Recently, I've been playing with various computer vision algorithms. The implementation of such algorithms is often very sensitive to optimization. One situation that arises quite often is that of returning a coordinate pair from a method that may be called many times (often several million times) in just one pass of the algorithm. Since Java lacks the ability to return tuples from methods, this requires an object to be created on every return that packages up the two coordinates.
As far as I understand, Java 6 (the latest release at the time of writing) performs escape analysis but performs no optimizations based on it so although significant work has been undertaken in each of Sun's Java releases to speed-up object creation, all of those return objects are still going to need heap allocation. It is natural therefore to look for a technique that avoids heap allocation and that might be faster.
The obvious technique, when we are dealing with a pair of integer components, is to 'bit stuff' them into a long (which can be stack allocated if necessary) and then 'unstuff' them. So the question is which is faster: creating an object and accessing its fields, or calling methods to bit-manipulate a long as two ints?
In particular we want to compare the speed of creating one-off instances of this class (or something equivalent to it) and accessing its fields, with calls to the static methods that follow it.

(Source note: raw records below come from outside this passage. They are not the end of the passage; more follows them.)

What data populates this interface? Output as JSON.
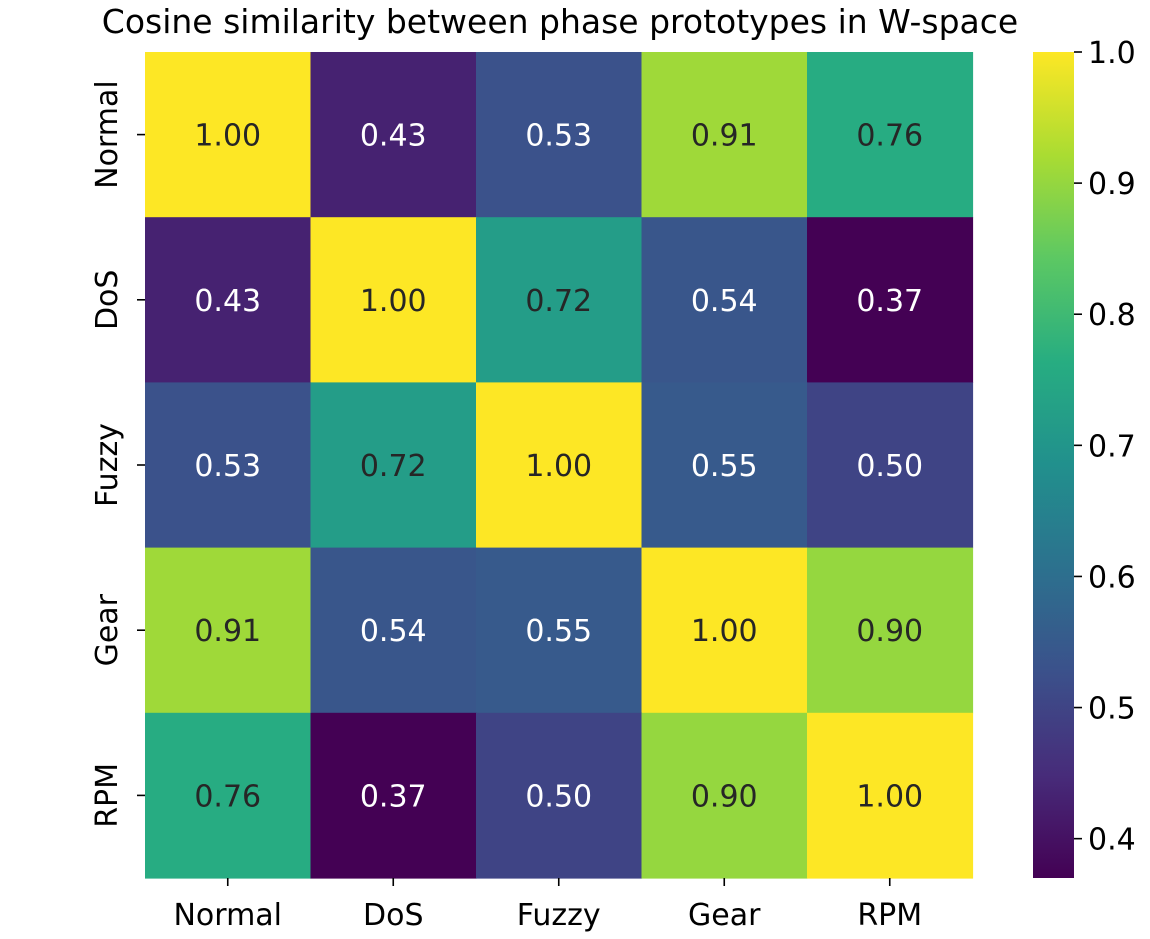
{
  "chart_data": {
    "type": "heatmap",
    "title": "Cosine similarity between phase prototypes in W-space",
    "xlabel": "",
    "ylabel": "",
    "x_categories": [
      "Normal",
      "DoS",
      "Fuzzy",
      "Gear",
      "RPM"
    ],
    "y_categories": [
      "Normal",
      "DoS",
      "Fuzzy",
      "Gear",
      "RPM"
    ],
    "values": [
      [
        1.0,
        0.43,
        0.53,
        0.91,
        0.76
      ],
      [
        0.43,
        1.0,
        0.72,
        0.54,
        0.37
      ],
      [
        0.53,
        0.72,
        1.0,
        0.55,
        0.5
      ],
      [
        0.91,
        0.54,
        0.55,
        1.0,
        0.9
      ],
      [
        0.76,
        0.37,
        0.5,
        0.9,
        1.0
      ]
    ],
    "value_format": "0.00",
    "colormap": "viridis",
    "vmin": 0.37,
    "vmax": 1.0,
    "colorbar": {
      "ticks": [
        0.4,
        0.5,
        0.6,
        0.7,
        0.8,
        0.9,
        1.0
      ],
      "tick_labels": [
        "0.4",
        "0.5",
        "0.6",
        "0.7",
        "0.8",
        "0.9",
        "1.0"
      ],
      "placement": "right"
    },
    "annotation_colors": {
      "dark": "#262626",
      "light": "#ffffff"
    }
  }
}
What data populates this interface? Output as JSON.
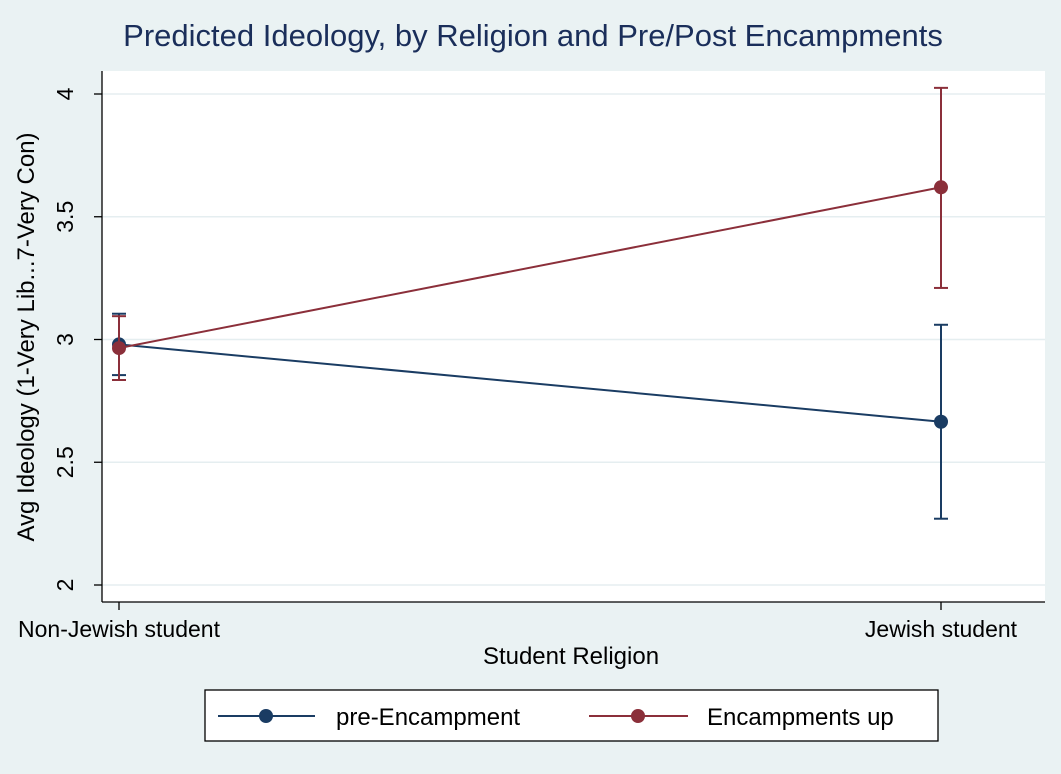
{
  "chart_data": {
    "type": "line",
    "title": "Predicted Ideology, by Religion and Pre/Post Encampments",
    "xlabel": "Student Religion",
    "ylabel": "Avg Ideology (1-Very Lib...7-Very Con)",
    "categories": [
      "Non-Jewish student",
      "Jewish student"
    ],
    "ylim": [
      2,
      4
    ],
    "yticks": [
      2,
      2.5,
      3,
      3.5,
      4
    ],
    "ytick_labels": [
      "2",
      "2.5",
      "3",
      "3.5",
      "4"
    ],
    "grid": true,
    "legend_position": "bottom",
    "series": [
      {
        "name": "pre-Encampment",
        "color": "#1a3c63",
        "values": [
          2.98,
          2.665
        ],
        "ci_low": [
          2.855,
          2.27
        ],
        "ci_high": [
          3.105,
          3.06
        ]
      },
      {
        "name": "Encampments up",
        "color": "#8b2f3a",
        "values": [
          2.965,
          3.62
        ],
        "ci_low": [
          2.835,
          3.21
        ],
        "ci_high": [
          3.095,
          4.025
        ]
      }
    ]
  }
}
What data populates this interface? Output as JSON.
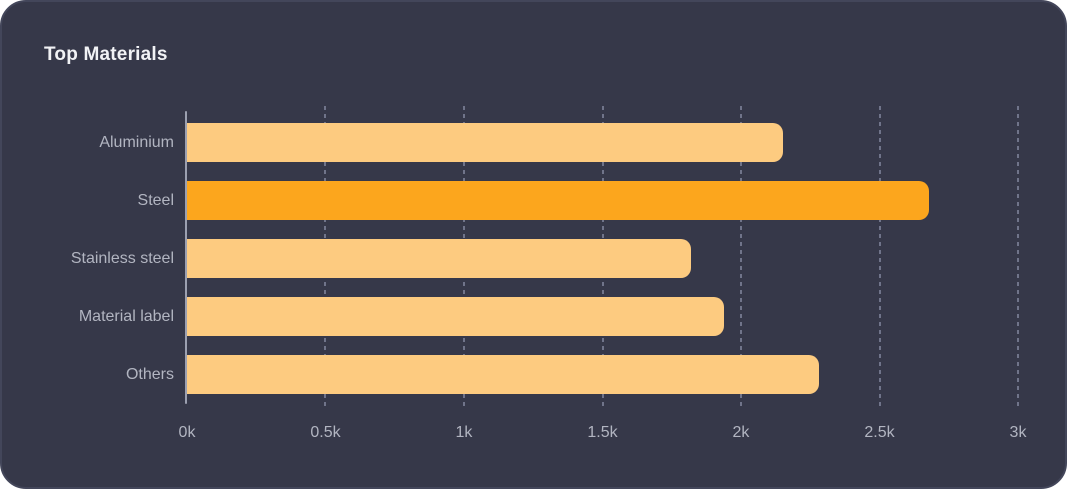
{
  "card": {
    "title": "Top Materials"
  },
  "chart_data": {
    "type": "bar",
    "orientation": "horizontal",
    "title": "Top Materials",
    "categories": [
      "Aluminium",
      "Steel",
      "Stainless steel",
      "Material label",
      "Others"
    ],
    "values": [
      2150,
      2680,
      1820,
      1940,
      2280
    ],
    "highlight_index": 1,
    "xlabel": "",
    "ylabel": "",
    "xlim": [
      0,
      3000
    ],
    "x_ticks": [
      "0k",
      "0.5k",
      "1k",
      "1.5k",
      "2k",
      "2.5k",
      "3k"
    ],
    "x_tick_values": [
      0,
      500,
      1000,
      1500,
      2000,
      2500,
      3000
    ],
    "grid": "dashed-vertical",
    "legend": "none",
    "colors": {
      "background": "#363849",
      "border": "#43465A",
      "bar": "#FDCB80",
      "bar_highlight": "#FCA61D",
      "title": "#F1F2F5",
      "label": "#B2B5C1",
      "axis": "#9CA0B0",
      "gridline": "#70748A"
    }
  }
}
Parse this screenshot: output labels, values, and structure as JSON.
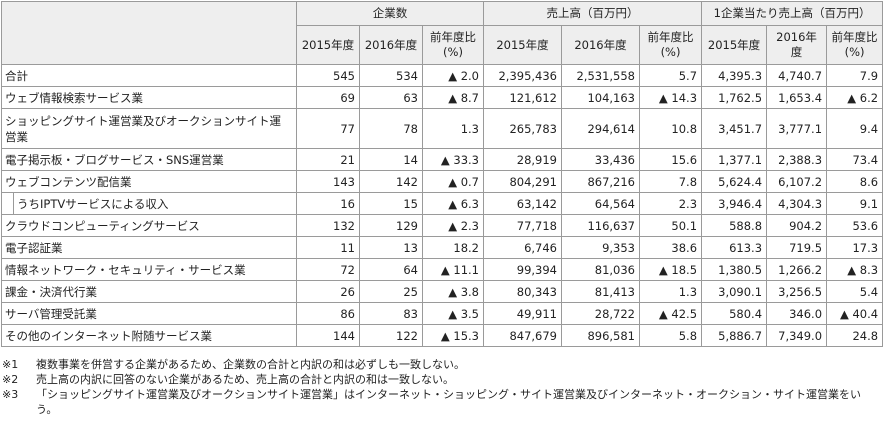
{
  "table": {
    "group_headers": [
      "企業数",
      "売上高（百万円）",
      "1企業当たり売上高（百万円）"
    ],
    "sub_headers": [
      "2015年度",
      "2016年度",
      "前年度比(%)",
      "2015年度",
      "2016年度",
      "前年度比(%)",
      "2015年度",
      "2016年度",
      "前年度比(%)"
    ],
    "rows": [
      {
        "label": "合計",
        "c": [
          "545",
          "534",
          "▲ 2.0",
          "2,395,436",
          "2,531,558",
          "5.7",
          "4,395.3",
          "4,740.7",
          "7.9"
        ]
      },
      {
        "label": "ウェブ情報検索サービス業",
        "c": [
          "69",
          "63",
          "▲ 8.7",
          "121,612",
          "104,163",
          "▲ 14.3",
          "1,762.5",
          "1,653.4",
          "▲ 6.2"
        ]
      },
      {
        "label": "ショッピングサイト運営業及びオークションサイト運営業",
        "c": [
          "77",
          "78",
          "1.3",
          "265,783",
          "294,614",
          "10.8",
          "3,451.7",
          "3,777.1",
          "9.4"
        ]
      },
      {
        "label": "電子掲示板・ブログサービス・SNS運営業",
        "c": [
          "21",
          "14",
          "▲ 33.3",
          "28,919",
          "33,436",
          "15.6",
          "1,377.1",
          "2,388.3",
          "73.4"
        ]
      },
      {
        "label": "ウェブコンテンツ配信業",
        "c": [
          "143",
          "142",
          "▲ 0.7",
          "804,291",
          "867,216",
          "7.8",
          "5,624.4",
          "6,107.2",
          "8.6"
        ]
      },
      {
        "label": "うちIPTVサービスによる収入",
        "c": [
          "16",
          "15",
          "▲ 6.3",
          "63,142",
          "64,564",
          "2.3",
          "3,946.4",
          "4,304.3",
          "9.1"
        ]
      },
      {
        "label": "クラウドコンピューティングサービス",
        "c": [
          "132",
          "129",
          "▲ 2.3",
          "77,718",
          "116,637",
          "50.1",
          "588.8",
          "904.2",
          "53.6"
        ]
      },
      {
        "label": "電子認証業",
        "c": [
          "11",
          "13",
          "18.2",
          "6,746",
          "9,353",
          "38.6",
          "613.3",
          "719.5",
          "17.3"
        ]
      },
      {
        "label": "情報ネットワーク・セキュリティ・サービス業",
        "c": [
          "72",
          "64",
          "▲ 11.1",
          "99,394",
          "81,036",
          "▲ 18.5",
          "1,380.5",
          "1,266.2",
          "▲ 8.3"
        ]
      },
      {
        "label": "課金・決済代行業",
        "c": [
          "26",
          "25",
          "▲ 3.8",
          "80,343",
          "81,413",
          "1.3",
          "3,090.1",
          "3,256.5",
          "5.4"
        ]
      },
      {
        "label": "サーバ管理受託業",
        "c": [
          "86",
          "83",
          "▲ 3.5",
          "49,911",
          "28,722",
          "▲ 42.5",
          "580.4",
          "346.0",
          "▲ 40.4"
        ]
      },
      {
        "label": "その他のインターネット附随サービス業",
        "c": [
          "144",
          "122",
          "▲ 15.3",
          "847,679",
          "896,581",
          "5.8",
          "5,886.7",
          "7,349.0",
          "24.8"
        ]
      }
    ]
  },
  "notes": [
    {
      "mark": "※1",
      "text": "複数事業を併営する企業があるため、企業数の合計と内訳の和は必ずしも一致しない。"
    },
    {
      "mark": "※2",
      "text": "売上高の内訳に回答のない企業があるため、売上高の合計と内訳の和は一致しない。"
    },
    {
      "mark": "※3",
      "text": "「ショッピングサイト運営業及びオークションサイト運営業」はインターネット・ショッピング・サイト運営業及びインターネット・オークション・サイト運営業をいう。"
    }
  ]
}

/** A simple class that records a pair of integer coordinates. */
private static class Point {
final int x;
final int y;
Point(int x, int y) {
this.x = x;
this.y = y;
}
}
/** Combines two integer coordinates into a single long./*
private static long point(int x, int y) {
return (((long)x) << 32) | y;
}
/** Extracts the x coordinate from a point long./*
private static int x(long point) {
return (int)(point >> 32);
}
/** Extracts the y coordinate from a point long./*
private static int y(long point) {
return (int) point;
}
This is all extremely simple, the tricky part is knowing which is faster, actually its impossible. All we can do is measure the performance in particular JVMs for specific usage scenarios and see which one is best for the task at hand.
I generalized a simple benchmark that compares the performance of these two methods:
private static void testObject(int max) {
for (int y = 0; y < max; y++) {
for (int x = 0; x < max; x++) {
Point point = new Point(x, y);
x = point.x;
y = point.y;
}
}
}
private static void testLong(int max) {
for (int y = 0; y < max; y++) {
for (int x = 0; x < max; x++) {
long point = point(x,y);
x = x(point);
y = y(point);
}
}
}
Observe that in these tests I am not taking into account the invocation of a separate function that returns the long/Object, this is a weakness in my approach, but it probably doesn't invalidate the results.
When run under Java 1.6.0 with no command line switches, on a 3.4Ghz Pentium 4 1GB PC running Debian Linux, the full benchmarking code outputs the following results:
Time for 100000000 noops: 299ms (299) Time for 100000000 objects: 1s 578ms (1578) Time for 100000000 longs: 828ms (828) Time for 100000000 noops: 79ms (79) Time for 100000000 objects: 1s 571ms (1571) Time for 100000000 longs: 825ms (825) Time for 100000000 noops: 87ms (87) Time for 100000000 objects: 1s 538ms (1538) Time for 100000000 longs: 857ms (857) Time for 100000000 noops: 88ms (88) Time for 100000000 objects: 1s 545ms (1545) Time for 100000000 longs: 852ms (852) Time for 100000000 noops: 78ms (78) Time for 100000000 objects: 1s 543ms (1543) Time for 100000000 longs: 845ms (845) Time for 100000000 noops: 81ms (81) Time for 100000000 objects: 1s 599ms (1599) Time for 100000000 longs: 856ms (856) Time for 100000000 noops: 92ms (92) Time for 100000000 objects: 1s 539ms (1539) Time for 100000000 longs: 850ms (850) Time for 100000000 noops: 73ms (73) Time for 100000000 objects: 1s 547ms (1547) Time for 100000000 longs: 845ms (845) Time for 100000000 noops: 89ms (89) Time for 100000000 objects: 1s 539ms (1539) Time for 100000000 longs: 845ms (845) Time for 100000000 noops: 87ms (87) Time for 100000000 objects: 1s 539ms (1539) Time for 100000000 longs: 851ms (851)
In this output, the lines marked as "noops" provide a baseline in which only the looping was executed. With the usual caveats that, under a JVM that performs optimized pre-compilation, micro benchmarks can become very badly skewed (as a case in point, note the initial noop time compared to subsequent times), the use of longs does seem significantly faster. Here's the obligatory chart for people who don't enjoy reading.
I think this approach (which may provide benefits for float pairs too) is worth considering for algorithms that depend a great deal on 2D integer coordinates though it should certainly be confined to the internals of algorithms and not exposed in an api.